TLDR; I would suggest either avoiding the RC tag, or using it more in line with norms for software development.
Over at 0.7.0 Release Changelog, Please?, it was pointed out that the changelog for firmware 0.7.0 was at https://github.com/particle-iot/firmware/blob/develop/CHANGELOG.md#070-see-additional-changelog-070-rc1--070-rc7. When I read through that, I began to understand my confusion about why 0.7.0 was in release candidate stage for so long. My conclusion is that Particle is not using the normal alpha–>beta–>release candidate naming convention.
The normal convention, as I understand it (and roughly mirrored on wikipedia) is that a new software version flows first from alpha, when new features are added; to beta, when there is a feature freeze and the ensemble is tested for bugs; and then finally to release candidate, when the devs think the release is done and all that is left is widespread testing for edge cases.

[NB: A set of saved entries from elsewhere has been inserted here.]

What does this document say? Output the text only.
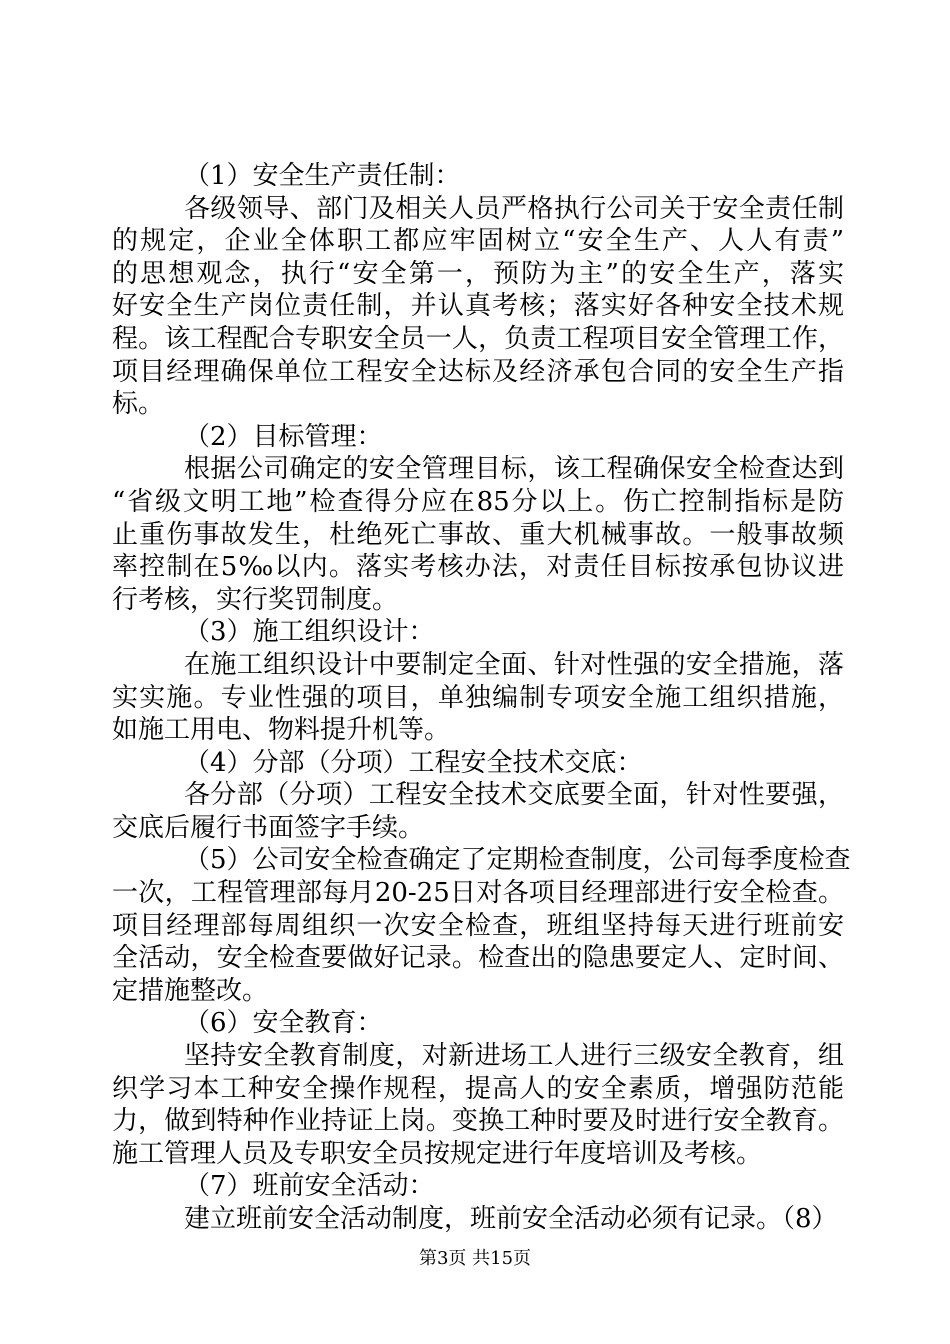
（1）安全生产责任制：
各级领导、部门及相关人员严格执行公司关于安全责任制
的规定，企业全体职工都应牢固树立“安全生产、人人有责”
的思想观念，执行“安全第一，预防为主”的安全生产，落实
好安全生产岗位责任制，并认真考核；落实好各种安全技术规
程。该工程配合专职安全员一人，负责工程项目安全管理工作，
项目经理确保单位工程安全达标及经济承包合同的安全生产指
标。
（2）目标管理：
根据公司确定的安全管理目标，该工程确保安全检查达到
“省级文明工地”检查得分应在85分以上。伤亡控制指标是防
止重伤事故发生，杜绝死亡事故、重大机械事故。一般事故频
率控制在5‰以内。落实考核办法，对责任目标按承包协议进
行考核，实行奖罚制度。
（3）施工组织设计：
在施工组织设计中要制定全面、针对性强的安全措施，落
实实施。专业性强的项目，单独编制专项安全施工组织措施，
如施工用电、物料提升机等。
（4）分部（分项）工程安全技术交底：
各分部（分项）工程安全技术交底要全面，针对性要强，
交底后履行书面签字手续。
（5）公司安全检查确定了定期检查制度，公司每季度检查
一次，工程管理部每月20-25日对各项目经理部进行安全检查。
项目经理部每周组织一次安全检查，班组坚持每天进行班前安
全活动，安全检查要做好记录。检查出的隐患要定人、定时间、
定措施整改。
（6）安全教育：
坚持安全教育制度，对新进场工人进行三级安全教育，组
织学习本工种安全操作规程，提高人的安全素质，增强防范能
力，做到特种作业持证上岗。变换工种时要及时进行安全教育。
施工管理人员及专职安全员按规定进行年度培训及考核。
（7）班前安全活动：
建立班前安全活动制度，班前安全活动必须有记录。（8）
第3页 共15页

In that SRLC world, the RC stage is not when new features would be introduced or APIs deprecated. By RC stage-- because we typically expect little to no changes which would affect stability-- the message sent to the clients (us) is that it’s safe to begin testing for deployment across our entire fleet.
Personally, I would expect changes in the RC phase to be only bugs caught in widespread testing, e.g. tiny things like obscure Android interactions or fixing typos. Anything larger mean our testing results are no longer valid and we need to restart.
Not complaining about the release cycle or dev efforts, just observing that reusing the common nomenclature in this different way leads to confusion. For instance, to the casual observer it looks like it took Particle almost a year to get 0.7.0 out of RC stage. In reality, if we consider that RC started with 0.7.0-rc.6, then it was a reasonable 3 months to work the final edge case bugs out.
Do the devs agree? If not, what is the driving philosophy behind the naming convention used at Particle?